Image Source: Amgen

It's rare that you can use the words "biotech" and "cheap" in the same sentence, but the recent sell-off in the market has created some interesting opportunities for biotech investors who like to focus on the long run.

Biotech blue chip Amgen (AMGN 2.35%) hasn't been spared from the carnage, and its stock is now down more than 16% in the past month alone.

AMGN Chart

There's no telling when the stock may bottom out, but investing in strong companies that are temporarily out of favor is a great long-term strategy.

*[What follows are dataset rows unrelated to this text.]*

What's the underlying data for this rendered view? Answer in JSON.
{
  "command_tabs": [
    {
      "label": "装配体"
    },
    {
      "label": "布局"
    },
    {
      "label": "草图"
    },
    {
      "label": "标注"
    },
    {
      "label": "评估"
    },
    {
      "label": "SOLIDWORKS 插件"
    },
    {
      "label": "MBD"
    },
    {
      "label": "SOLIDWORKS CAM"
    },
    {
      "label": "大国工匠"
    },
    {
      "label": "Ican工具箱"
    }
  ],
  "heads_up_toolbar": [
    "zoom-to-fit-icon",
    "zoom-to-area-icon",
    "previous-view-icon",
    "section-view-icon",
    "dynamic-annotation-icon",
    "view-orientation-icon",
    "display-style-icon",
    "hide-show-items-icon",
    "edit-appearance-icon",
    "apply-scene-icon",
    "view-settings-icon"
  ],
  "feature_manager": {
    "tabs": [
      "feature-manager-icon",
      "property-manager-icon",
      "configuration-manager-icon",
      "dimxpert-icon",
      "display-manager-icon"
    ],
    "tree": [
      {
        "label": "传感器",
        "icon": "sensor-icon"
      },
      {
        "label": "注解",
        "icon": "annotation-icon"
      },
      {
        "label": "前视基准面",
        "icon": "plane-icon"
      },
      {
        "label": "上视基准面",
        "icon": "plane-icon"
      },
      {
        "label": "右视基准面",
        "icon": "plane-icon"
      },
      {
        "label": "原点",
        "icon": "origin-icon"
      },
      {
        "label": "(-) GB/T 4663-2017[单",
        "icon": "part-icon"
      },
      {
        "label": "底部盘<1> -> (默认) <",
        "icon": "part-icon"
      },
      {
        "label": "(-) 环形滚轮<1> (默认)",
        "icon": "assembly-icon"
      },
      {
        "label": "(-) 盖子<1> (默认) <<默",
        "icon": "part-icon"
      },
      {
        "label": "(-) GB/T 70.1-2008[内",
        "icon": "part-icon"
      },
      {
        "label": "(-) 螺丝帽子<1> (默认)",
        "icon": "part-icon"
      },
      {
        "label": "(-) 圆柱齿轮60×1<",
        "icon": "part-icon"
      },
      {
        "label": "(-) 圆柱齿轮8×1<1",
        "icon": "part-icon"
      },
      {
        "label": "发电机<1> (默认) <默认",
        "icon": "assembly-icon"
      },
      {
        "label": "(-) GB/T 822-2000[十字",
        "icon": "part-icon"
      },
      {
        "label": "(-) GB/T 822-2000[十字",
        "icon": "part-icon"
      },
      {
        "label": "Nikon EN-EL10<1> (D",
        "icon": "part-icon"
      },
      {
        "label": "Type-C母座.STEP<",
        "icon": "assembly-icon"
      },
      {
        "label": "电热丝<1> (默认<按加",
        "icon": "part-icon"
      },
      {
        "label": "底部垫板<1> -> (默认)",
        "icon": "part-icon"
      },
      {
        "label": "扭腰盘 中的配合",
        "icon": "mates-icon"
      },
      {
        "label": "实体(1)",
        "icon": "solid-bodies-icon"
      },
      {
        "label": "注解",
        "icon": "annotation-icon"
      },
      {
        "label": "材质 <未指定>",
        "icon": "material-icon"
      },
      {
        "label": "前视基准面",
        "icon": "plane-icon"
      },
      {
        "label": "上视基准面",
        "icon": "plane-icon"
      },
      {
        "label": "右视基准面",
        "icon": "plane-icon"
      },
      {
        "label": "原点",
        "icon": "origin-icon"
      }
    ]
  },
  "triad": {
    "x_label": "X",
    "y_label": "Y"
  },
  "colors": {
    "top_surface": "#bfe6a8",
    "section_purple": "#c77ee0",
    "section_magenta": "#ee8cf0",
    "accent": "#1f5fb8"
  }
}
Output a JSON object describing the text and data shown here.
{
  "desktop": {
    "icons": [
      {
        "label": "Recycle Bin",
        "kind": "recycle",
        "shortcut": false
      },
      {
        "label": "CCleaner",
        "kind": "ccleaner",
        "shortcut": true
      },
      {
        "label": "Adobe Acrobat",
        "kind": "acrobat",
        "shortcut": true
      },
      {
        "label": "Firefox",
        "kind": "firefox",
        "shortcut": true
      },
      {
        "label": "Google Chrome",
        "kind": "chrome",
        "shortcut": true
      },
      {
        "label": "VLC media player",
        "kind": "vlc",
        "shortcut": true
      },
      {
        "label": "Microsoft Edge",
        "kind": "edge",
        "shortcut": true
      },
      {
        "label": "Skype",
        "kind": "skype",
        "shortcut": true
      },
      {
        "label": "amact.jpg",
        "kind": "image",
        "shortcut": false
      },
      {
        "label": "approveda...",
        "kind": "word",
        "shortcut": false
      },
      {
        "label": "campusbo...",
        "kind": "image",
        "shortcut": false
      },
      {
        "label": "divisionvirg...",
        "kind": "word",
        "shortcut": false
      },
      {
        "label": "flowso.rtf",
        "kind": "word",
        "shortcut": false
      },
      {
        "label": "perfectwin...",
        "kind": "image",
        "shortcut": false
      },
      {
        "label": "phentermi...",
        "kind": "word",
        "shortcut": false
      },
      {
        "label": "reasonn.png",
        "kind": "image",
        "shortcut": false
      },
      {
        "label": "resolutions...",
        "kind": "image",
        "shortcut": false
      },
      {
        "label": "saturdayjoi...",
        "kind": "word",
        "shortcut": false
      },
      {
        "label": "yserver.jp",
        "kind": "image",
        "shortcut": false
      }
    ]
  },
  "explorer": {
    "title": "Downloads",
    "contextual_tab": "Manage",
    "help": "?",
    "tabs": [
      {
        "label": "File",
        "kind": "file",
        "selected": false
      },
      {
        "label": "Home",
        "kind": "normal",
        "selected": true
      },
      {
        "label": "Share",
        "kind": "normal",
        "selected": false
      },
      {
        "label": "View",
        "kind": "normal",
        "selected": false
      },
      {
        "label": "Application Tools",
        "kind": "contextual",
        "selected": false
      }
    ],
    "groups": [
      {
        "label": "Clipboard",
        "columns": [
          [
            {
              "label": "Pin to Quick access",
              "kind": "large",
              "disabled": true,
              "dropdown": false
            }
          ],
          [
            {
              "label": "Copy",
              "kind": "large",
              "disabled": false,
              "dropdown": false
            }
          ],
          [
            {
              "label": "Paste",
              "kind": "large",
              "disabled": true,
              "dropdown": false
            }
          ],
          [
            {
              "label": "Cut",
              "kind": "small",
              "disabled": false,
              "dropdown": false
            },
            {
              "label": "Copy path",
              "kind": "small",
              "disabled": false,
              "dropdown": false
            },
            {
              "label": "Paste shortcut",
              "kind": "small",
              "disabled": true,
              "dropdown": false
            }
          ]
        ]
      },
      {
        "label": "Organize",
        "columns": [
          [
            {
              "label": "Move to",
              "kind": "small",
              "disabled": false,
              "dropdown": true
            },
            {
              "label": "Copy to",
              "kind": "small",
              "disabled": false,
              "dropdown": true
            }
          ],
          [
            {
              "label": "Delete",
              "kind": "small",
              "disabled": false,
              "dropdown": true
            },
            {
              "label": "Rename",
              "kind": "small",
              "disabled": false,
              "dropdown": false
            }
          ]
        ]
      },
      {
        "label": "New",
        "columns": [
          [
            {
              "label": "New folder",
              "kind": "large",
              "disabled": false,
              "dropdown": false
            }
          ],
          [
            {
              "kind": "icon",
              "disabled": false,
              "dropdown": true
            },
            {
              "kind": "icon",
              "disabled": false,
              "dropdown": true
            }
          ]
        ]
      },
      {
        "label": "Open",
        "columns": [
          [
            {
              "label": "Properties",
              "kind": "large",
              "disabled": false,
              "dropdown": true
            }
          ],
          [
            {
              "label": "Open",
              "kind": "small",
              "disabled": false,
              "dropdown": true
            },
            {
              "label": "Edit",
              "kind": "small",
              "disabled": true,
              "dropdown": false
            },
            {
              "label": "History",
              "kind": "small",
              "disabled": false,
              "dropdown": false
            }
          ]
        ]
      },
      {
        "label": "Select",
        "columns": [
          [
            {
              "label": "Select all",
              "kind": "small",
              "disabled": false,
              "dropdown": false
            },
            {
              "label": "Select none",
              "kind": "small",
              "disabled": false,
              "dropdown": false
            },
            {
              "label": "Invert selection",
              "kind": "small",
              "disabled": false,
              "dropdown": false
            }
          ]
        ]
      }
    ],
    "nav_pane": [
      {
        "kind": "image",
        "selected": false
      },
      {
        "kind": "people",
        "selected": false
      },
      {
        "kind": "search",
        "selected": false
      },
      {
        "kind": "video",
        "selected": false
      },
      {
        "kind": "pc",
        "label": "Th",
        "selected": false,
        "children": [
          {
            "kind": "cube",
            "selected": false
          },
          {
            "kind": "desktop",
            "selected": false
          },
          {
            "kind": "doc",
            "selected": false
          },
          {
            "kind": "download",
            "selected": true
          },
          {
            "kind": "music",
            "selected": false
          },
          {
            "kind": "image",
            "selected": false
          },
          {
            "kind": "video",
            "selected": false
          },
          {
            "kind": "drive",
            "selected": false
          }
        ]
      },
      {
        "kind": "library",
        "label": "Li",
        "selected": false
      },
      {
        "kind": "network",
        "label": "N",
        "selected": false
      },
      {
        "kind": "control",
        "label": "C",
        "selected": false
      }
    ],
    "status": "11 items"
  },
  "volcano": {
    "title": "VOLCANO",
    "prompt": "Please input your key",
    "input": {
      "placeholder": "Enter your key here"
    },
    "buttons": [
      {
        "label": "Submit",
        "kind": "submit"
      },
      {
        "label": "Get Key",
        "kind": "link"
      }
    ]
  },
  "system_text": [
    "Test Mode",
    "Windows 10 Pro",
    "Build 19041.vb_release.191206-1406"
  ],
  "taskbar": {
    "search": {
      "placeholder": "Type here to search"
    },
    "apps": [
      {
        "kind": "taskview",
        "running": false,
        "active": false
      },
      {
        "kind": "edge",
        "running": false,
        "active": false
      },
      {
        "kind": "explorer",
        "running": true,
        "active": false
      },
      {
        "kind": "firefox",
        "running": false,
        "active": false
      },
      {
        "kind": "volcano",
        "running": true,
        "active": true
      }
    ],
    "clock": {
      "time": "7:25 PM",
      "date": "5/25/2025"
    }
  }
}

So after the recent fall, is it safe to say that Amgen's stock is cheap? Here are three metrics that say the answer is yes.

1. Dividend yield
You may not think of a biotech as a potential income investment, but Amgen isn't a typical biotech. Amgen started dishing out cash back to shareholders in 2011, and it's been generously raising the dividend since, with a 30% increase in 2014 alone.

A combination of a rising dividend payment and a falling share price has increased Amgen's yield to more than 2% for the first time.

AMGN Dividend Yield (TTM) Chart

2. Price-to-earnings ratio
Most investors are familiar with the price-to-earnings ratio, which divides stock price by net income on a per-share basis. It's not a perfect measure of value, but it can give investors a rough idea of how the market is valuing the company.

Over the past 12 months, Amgen's P/E has fallen to around 19, which is near its 52-week low -- the lowest it has been in the last year. It's an even cheaper 15 when you look at the forward P/E ratio, which divides the share price by analysts' estimates of what the company will earn in 2016.

AMGN PE Ratio (TTM) Chart

3. Price-to free cash flow
Perhaps my favorite metric here is price-to-free cash flow, which divides share price by free cash flow per share. I tend to favor free cash flow over earnings because it's an actual measure of the cash that hits the company's bank account, and it's from this cash generation that the company invests in capital expenditures, pays a dividend, and buys back stock.

Amgen is currently trading for under 14 times the amount of free cash flow it generated in the past 12 months, right near another low for the past year.

AMGN Price to Free Cash Flow (TTM) Chart

Cheap for a reason?
Amgen's stock may be down on its luck solely because of the craziness in the markets, but that doesn't mean buying now is a risk-free endeavor. In fact, we're about to enter an interesting time in Amgen's history, as the first biosimilar drug, a knockoff of Amgen's Neupogen, was just recently cleared for sale. This approval could be a threat to Amgen's long-term revenue, as biosimilars are sold at a discount and over the long term could steal market share away from Amgen's products.

In addition, Neulasta, another blockbuster Amgen product, loses patent protection in October, so it, too, could be ripe target for a biosimilar competitor. 

Amgen is aware of the biosimilar threat and hasn't been sitting still. In fact, the company has aggressively moved to build up its own biosimilar war chest. It boasts nine biosimilar drugs in its pipeline that could one day compete head to head with branded drugs that rang up more than $52 billion in sales last year.

Is Amgen a buy?
Amgen isn't without its risks today, but given the company's pipeline, dividend, and biosimilar opportunity, I'm inclined to call the shares a buy today, especially now that the market is offering us the shares at a discount.